Home Depot’s profits are on the rise, after the company fired up its low-wage turnover meat to come out of hiding and help those intent on spending money. On the surface, it’s a new day and a new fiscal quarter for the home improvement giant. But the company’s government-like “Customers First Initiative,” the sensitivity training at the center of a renewed interest in customer satisfaction, is a both a clever exploitation of all things superhighway and a shotgun wedding for employees and customers.
Having coddled the big spenders and contractors of a bygone building boom, Home Depot has now begun to capitalize on the socioeconomic similarities between its employees and its more typical patrons. Its new Customers First Initiative is a product of regime change at the company and includes action items like “Power Hours,” where employees drop what they’re doing and seek out wanderers who may need help.
What it’s ok to drop in favor of customer service isn’t clear – nor is it clear what HD is doing to better prepare its employees to help – but the point of Customers First seems to be less, “Clean up on Aisle 9” and more, “What can I help you find?”
Employees have been newly trained to eyeball the contents of shopping carts, looking for missing items or something they might suggest to complete a project. Sounds good, eh? More listening, less vanishing; more trooper, less stupor. Many people, myself included, enter a big box store like Home Depot only to discover the limits of their engineering or design skills. For a company seeking to improve customer satisfaction and retention against competitors like Ace Hardware – already known for its attentive employees – any improvement is a good one.
But therein lies the rub. What’s been presented as a way to provide better service to customers masks the reality that the customers themselves are providing a service to Home Depot – and for free.
Customers by the millions practically rush the doors of Home Depot each morning with do-it-yourself ideas, some more realized than others. Each has an explanation to convey in pursuit of nuts, bolts, and fiberglass, and the communication of those needs can provide free on-the-job training for HD employees. So it turns out the Customers First Initiative’s big hook is a funny twist on Home Depot’s DIY roots: patrons’ projects and ideas have become the corporate payoff, and newly “helpful” employees a well-positioned army of company spies.

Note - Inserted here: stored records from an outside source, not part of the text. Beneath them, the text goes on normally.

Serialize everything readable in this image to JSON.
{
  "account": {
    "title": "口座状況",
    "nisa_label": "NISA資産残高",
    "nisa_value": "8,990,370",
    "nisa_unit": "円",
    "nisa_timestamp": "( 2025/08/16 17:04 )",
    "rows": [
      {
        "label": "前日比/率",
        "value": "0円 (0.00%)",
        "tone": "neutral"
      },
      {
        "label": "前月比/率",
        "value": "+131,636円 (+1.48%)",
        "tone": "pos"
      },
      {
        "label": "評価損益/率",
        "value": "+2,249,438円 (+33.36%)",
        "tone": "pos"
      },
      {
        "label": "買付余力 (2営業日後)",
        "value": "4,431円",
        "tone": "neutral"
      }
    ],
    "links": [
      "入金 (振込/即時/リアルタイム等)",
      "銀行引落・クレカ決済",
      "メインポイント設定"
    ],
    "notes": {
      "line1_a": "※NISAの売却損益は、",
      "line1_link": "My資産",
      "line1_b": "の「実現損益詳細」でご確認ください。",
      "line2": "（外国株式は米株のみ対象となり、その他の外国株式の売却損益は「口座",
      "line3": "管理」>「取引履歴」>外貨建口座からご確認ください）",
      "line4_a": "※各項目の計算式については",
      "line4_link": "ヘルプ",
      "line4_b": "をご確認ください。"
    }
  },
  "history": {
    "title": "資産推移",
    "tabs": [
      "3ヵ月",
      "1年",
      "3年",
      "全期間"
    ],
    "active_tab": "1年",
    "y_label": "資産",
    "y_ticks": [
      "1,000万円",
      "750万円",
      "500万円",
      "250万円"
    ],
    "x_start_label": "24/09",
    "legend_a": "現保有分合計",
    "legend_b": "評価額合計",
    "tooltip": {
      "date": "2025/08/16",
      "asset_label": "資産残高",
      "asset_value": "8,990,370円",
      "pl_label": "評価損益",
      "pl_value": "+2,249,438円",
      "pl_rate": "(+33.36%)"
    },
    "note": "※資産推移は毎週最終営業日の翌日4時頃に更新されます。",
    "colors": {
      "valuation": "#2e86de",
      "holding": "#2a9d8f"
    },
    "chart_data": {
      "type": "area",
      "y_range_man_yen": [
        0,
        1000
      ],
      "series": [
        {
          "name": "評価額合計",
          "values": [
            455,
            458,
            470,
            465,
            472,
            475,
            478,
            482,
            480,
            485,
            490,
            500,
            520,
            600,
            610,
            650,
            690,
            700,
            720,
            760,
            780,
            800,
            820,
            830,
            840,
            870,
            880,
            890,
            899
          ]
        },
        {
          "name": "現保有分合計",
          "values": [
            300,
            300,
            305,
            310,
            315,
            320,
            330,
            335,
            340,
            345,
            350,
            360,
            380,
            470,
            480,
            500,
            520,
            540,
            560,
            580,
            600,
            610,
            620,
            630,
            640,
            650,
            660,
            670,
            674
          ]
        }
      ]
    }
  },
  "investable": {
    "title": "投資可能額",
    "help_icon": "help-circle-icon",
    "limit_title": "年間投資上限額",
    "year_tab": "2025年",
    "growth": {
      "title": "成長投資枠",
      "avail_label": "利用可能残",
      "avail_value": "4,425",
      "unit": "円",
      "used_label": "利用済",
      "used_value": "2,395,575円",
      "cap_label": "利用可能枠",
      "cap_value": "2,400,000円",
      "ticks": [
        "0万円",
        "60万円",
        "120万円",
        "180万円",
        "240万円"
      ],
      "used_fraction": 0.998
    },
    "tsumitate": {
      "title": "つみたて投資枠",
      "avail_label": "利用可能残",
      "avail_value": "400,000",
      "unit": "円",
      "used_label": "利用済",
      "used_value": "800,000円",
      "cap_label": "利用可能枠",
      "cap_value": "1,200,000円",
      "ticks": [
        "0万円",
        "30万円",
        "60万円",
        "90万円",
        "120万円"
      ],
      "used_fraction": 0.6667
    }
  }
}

It used to be you’d go to Home Depot and maybe catch a carpentry lesson; now you’re giving the lessons. And should you falter in your explanation of why you need self-closing baffle hinges, the newly installed free Home Depot WiFi will fill in the details for your orange-aproned mentee. By the time he or she passes your civil engineering lecture, you’ll not only have created a friendly rapport, you’ll have become more valuable than the products you came in to buy. Home Depot corporate has just data-mined you.
And who decided to let them do that? I’m just saying it wasn’t you, the customer.